ザ・ファイト 拳に込めたプライドの片腕ファルコンのレビュー・感想・評価

3.2
第二次世界大戦という時代の波に翻弄されてもブレなかったマックス・シュメリングというドイツ人ボクサーの自伝映画。
格闘技は好きですが、ボクシングに関してはそこまで詳しくないため…存じ上げませんでしたが、こんな人格者がいたとは…!!

1930年頃からヘビー級ボクサーとして頭角を表し、タイトルマッチでまさかの金的(ローブロー)で悶絶、倒れたまま反則勝ちの世界ヘビー級王者になったという微妙な展開。

ここまでならコメディ映画かな、と思われますが…そこからきっかりKOで防衛を重ねます。

一度負けて王者陥落するも、無敗のアメリカ人(のちに世界タイトル25連続防衛という不滅の大記録を打ち立てる名チャンピオン)ジョー・ルイスと対戦しKO勝利!!!!一躍英雄となります。

この頃、ドイツとアメリカの関係が悪化してこの試合が代理戦争として見られていたんでしょう。

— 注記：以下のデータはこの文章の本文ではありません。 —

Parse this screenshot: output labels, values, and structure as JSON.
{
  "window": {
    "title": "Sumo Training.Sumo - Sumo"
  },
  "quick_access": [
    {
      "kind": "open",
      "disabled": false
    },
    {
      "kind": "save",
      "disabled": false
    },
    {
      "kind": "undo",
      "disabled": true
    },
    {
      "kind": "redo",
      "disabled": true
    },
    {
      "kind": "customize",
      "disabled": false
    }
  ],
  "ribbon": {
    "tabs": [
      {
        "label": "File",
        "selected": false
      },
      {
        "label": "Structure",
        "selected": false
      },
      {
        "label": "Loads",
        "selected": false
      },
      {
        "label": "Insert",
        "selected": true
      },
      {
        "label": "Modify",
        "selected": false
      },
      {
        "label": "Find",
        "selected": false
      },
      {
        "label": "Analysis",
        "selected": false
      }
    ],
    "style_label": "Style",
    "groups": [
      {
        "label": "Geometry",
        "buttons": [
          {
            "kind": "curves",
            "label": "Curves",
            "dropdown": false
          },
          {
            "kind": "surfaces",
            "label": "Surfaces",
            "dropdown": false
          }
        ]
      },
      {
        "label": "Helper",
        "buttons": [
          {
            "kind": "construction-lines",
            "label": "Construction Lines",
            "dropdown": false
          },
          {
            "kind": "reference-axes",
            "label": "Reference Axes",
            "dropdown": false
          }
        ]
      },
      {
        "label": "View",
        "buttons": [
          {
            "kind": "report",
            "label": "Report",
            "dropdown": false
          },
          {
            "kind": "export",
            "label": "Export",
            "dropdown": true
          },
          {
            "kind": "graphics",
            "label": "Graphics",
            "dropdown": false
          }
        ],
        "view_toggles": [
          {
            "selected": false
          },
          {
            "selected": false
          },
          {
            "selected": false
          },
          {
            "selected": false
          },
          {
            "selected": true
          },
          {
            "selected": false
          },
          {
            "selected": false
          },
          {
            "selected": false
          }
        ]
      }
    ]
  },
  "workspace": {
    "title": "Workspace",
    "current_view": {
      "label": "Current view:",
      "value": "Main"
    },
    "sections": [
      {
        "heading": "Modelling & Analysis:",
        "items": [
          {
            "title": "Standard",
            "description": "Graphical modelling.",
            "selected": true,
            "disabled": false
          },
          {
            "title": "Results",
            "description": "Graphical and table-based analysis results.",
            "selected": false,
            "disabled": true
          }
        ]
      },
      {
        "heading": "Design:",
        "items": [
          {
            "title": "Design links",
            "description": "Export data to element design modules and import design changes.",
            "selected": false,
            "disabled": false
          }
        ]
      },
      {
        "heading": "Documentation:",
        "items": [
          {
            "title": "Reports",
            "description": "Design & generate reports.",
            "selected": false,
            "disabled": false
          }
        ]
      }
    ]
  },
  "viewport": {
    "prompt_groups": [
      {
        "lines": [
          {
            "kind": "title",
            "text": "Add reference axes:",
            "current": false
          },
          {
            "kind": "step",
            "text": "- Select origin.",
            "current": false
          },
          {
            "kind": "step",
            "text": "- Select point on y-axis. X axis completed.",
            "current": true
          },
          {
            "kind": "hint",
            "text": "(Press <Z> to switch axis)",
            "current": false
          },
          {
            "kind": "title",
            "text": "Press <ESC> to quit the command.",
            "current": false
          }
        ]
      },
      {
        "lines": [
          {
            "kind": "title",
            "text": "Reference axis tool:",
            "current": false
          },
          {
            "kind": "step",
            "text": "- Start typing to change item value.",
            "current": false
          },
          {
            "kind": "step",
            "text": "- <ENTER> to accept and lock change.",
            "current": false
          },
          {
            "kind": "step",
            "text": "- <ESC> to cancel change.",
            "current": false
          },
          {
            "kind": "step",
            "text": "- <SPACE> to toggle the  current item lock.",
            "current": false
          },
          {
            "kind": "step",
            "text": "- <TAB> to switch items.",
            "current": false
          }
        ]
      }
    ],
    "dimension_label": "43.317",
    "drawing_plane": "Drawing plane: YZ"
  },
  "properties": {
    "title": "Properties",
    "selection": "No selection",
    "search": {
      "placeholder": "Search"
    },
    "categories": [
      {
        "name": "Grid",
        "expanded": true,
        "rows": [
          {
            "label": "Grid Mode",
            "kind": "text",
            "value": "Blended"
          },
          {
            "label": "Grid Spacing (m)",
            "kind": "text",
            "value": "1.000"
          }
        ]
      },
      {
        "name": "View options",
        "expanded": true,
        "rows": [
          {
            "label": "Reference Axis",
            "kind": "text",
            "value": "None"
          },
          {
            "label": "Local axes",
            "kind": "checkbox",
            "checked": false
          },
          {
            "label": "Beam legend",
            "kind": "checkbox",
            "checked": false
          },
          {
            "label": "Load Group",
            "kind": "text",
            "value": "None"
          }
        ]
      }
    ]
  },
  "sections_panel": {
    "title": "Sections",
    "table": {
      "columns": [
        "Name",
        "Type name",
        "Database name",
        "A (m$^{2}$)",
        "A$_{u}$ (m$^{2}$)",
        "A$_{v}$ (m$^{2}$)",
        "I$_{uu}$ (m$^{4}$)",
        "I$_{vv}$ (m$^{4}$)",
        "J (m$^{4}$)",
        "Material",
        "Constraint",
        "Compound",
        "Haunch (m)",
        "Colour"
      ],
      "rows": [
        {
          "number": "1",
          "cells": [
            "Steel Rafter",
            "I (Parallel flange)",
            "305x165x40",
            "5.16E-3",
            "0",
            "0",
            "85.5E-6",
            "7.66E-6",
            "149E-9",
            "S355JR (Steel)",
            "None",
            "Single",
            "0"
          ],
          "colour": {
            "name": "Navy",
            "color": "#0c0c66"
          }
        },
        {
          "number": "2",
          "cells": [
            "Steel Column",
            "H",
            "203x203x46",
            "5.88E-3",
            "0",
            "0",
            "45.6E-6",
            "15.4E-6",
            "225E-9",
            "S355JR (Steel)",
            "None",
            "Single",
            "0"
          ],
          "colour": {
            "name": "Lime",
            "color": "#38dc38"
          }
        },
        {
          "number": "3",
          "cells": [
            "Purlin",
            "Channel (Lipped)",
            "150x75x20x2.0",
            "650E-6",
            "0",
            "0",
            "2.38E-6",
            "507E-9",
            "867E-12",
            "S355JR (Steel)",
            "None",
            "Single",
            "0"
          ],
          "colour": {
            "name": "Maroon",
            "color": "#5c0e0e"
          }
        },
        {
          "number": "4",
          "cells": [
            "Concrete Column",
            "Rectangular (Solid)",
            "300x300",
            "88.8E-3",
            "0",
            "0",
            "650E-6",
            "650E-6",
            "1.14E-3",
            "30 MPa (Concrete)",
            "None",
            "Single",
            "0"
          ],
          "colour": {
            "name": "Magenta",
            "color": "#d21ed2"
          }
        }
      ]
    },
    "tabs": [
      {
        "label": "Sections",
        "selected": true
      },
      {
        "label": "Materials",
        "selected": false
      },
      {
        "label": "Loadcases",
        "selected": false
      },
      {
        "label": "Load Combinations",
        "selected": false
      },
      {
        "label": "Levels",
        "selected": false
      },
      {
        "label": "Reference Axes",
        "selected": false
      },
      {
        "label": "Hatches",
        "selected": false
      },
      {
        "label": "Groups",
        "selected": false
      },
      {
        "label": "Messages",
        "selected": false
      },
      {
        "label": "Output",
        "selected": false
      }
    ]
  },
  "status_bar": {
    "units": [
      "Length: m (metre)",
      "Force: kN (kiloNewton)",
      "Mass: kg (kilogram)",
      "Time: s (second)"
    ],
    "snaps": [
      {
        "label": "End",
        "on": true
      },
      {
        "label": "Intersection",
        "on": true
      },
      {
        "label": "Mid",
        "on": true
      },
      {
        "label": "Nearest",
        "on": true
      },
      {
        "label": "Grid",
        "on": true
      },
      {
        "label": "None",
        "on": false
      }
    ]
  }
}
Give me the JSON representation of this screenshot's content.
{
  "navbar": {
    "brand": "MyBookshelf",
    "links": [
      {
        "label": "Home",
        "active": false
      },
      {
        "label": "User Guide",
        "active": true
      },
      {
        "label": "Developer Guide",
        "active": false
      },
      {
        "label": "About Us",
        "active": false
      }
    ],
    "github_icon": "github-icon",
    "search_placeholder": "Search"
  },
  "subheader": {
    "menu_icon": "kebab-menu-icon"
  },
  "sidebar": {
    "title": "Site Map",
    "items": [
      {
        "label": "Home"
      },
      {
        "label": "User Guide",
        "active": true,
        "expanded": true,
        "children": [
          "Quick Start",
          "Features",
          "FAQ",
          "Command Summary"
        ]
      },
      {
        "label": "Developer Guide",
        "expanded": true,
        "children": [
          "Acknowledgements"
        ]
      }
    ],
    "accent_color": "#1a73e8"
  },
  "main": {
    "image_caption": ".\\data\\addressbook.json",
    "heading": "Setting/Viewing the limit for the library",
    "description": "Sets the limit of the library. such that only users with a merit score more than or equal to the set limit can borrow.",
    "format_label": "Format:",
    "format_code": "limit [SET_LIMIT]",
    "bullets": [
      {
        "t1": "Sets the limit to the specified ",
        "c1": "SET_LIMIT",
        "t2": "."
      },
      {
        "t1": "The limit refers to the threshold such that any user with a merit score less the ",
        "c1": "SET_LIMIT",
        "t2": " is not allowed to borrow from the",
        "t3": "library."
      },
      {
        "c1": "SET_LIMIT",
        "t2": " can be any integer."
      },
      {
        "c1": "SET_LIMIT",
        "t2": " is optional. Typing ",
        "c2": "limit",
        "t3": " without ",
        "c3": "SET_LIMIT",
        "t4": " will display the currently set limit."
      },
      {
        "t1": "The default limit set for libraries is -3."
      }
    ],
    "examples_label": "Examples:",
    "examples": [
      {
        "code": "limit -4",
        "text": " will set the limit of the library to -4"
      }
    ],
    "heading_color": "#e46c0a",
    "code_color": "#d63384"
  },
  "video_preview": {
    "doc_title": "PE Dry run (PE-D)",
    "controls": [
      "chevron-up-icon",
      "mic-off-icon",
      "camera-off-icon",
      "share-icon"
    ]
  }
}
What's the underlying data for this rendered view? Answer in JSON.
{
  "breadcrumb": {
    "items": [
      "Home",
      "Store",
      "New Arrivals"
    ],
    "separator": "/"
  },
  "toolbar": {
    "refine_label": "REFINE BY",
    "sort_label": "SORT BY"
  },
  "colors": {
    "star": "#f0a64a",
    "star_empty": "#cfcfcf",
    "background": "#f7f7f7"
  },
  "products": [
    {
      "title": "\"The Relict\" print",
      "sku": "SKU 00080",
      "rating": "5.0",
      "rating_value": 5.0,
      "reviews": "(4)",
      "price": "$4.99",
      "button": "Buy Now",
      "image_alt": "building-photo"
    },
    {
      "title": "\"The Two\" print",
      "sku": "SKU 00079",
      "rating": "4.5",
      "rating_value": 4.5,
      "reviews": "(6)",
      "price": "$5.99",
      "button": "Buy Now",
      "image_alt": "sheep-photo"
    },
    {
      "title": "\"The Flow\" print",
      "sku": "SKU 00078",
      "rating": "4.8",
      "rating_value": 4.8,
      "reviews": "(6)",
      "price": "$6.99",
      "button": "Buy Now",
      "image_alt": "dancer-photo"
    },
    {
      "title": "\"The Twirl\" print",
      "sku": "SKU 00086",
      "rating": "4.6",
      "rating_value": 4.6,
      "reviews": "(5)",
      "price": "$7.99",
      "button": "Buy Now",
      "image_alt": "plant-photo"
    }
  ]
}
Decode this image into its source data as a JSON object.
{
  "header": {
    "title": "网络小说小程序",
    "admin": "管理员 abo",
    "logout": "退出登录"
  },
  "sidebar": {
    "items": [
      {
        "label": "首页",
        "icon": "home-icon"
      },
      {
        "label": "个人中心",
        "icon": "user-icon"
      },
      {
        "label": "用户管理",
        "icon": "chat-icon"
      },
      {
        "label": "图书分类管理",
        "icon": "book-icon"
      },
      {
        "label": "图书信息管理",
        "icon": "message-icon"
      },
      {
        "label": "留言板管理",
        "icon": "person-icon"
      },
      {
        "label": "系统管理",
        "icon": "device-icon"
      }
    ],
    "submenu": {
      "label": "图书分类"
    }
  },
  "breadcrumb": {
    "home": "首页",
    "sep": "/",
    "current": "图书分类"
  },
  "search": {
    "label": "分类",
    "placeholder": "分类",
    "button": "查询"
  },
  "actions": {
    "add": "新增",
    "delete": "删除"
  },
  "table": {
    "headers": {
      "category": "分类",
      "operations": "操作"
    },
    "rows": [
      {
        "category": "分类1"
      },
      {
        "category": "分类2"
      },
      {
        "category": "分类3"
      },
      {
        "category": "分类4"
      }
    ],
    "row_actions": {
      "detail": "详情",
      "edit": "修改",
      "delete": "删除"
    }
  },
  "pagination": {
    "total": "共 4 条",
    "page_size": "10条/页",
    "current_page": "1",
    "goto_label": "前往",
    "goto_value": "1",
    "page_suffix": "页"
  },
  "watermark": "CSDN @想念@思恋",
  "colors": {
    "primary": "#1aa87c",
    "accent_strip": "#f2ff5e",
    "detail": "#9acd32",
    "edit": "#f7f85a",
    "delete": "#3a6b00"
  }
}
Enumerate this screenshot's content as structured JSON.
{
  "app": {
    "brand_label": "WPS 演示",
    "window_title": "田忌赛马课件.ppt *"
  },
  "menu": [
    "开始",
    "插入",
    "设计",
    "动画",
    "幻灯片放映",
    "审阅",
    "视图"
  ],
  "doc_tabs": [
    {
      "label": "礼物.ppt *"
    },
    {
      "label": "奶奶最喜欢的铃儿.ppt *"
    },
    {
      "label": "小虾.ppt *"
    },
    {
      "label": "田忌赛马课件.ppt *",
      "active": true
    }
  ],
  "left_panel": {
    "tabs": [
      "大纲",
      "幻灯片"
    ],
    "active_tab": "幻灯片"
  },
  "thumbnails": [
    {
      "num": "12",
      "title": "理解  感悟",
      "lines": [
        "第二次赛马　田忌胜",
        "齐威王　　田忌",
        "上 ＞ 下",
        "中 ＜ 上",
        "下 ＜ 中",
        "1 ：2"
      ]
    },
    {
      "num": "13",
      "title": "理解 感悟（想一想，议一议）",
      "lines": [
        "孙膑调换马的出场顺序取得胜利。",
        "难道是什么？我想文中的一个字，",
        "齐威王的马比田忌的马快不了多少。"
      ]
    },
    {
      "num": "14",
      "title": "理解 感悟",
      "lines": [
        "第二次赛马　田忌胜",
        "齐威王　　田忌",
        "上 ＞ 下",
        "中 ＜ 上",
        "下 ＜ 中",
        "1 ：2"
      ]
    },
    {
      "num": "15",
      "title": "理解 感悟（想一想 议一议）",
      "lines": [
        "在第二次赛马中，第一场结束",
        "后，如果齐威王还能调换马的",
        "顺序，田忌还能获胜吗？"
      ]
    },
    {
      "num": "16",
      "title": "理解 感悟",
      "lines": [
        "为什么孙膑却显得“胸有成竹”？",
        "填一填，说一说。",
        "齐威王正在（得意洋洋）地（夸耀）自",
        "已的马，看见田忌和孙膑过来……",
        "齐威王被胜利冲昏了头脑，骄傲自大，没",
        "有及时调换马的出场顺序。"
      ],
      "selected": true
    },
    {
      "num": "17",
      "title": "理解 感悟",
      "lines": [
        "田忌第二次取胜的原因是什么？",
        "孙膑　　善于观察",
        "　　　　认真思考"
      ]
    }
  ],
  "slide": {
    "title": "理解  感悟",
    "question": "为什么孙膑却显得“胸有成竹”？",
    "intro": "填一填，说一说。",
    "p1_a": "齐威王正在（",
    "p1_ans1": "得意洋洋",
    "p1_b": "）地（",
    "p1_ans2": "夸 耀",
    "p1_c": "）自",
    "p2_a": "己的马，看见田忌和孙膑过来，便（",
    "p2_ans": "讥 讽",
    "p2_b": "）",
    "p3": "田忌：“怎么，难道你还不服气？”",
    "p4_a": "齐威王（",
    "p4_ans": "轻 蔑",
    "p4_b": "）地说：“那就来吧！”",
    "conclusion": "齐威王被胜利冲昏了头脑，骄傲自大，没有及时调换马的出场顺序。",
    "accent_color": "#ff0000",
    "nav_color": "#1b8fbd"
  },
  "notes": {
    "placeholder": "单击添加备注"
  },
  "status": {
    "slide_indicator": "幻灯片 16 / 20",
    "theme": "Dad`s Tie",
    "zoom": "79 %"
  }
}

。

こっからが大事で、マックス・シュメリングにとっては政治は全く無関心!ヒトラーからナチスに入党すように勧められても断り、ユダヤ人のプロモーターと手を切れと言われても従わなかったし、ナチスの弾圧が開始されてもユダヤ人の少年を匿ったりもするのでありますよ!!

戦時中は軍人として参加する事が余儀なくされますが敗戦後もボクサーとして復帰戦い続ける姿は…ただただカッコいい!!

一応、ボクサー映画特有のトレーニングシーンや試合シーンもあるっちゃあるのですが、歴史的背景が強いのでどうしてもトーンは暗め、渋~い映画になってしまってます。。
映画としての派手さはないですが、マックス・シュメリングという人物を知る事ができて良かったですよ。スパイク・リーも映画化を熱望したらしいです。

調べると映画には出てきてない逸話がいくつもあって本当に人格者だったというのが分かります。

主演のヘンリー・マスケも元ヘビー級王者のボクサーらしいのですが、写真で見比べると本人と似てる!!

マックス・シュメリングは2005年99歳まで生きたらしい。大往生ですね!!

こんな感じでそろそろ柔道の木村政彦やグレイシー柔術の祖コンデ・コマの映画も見たい。。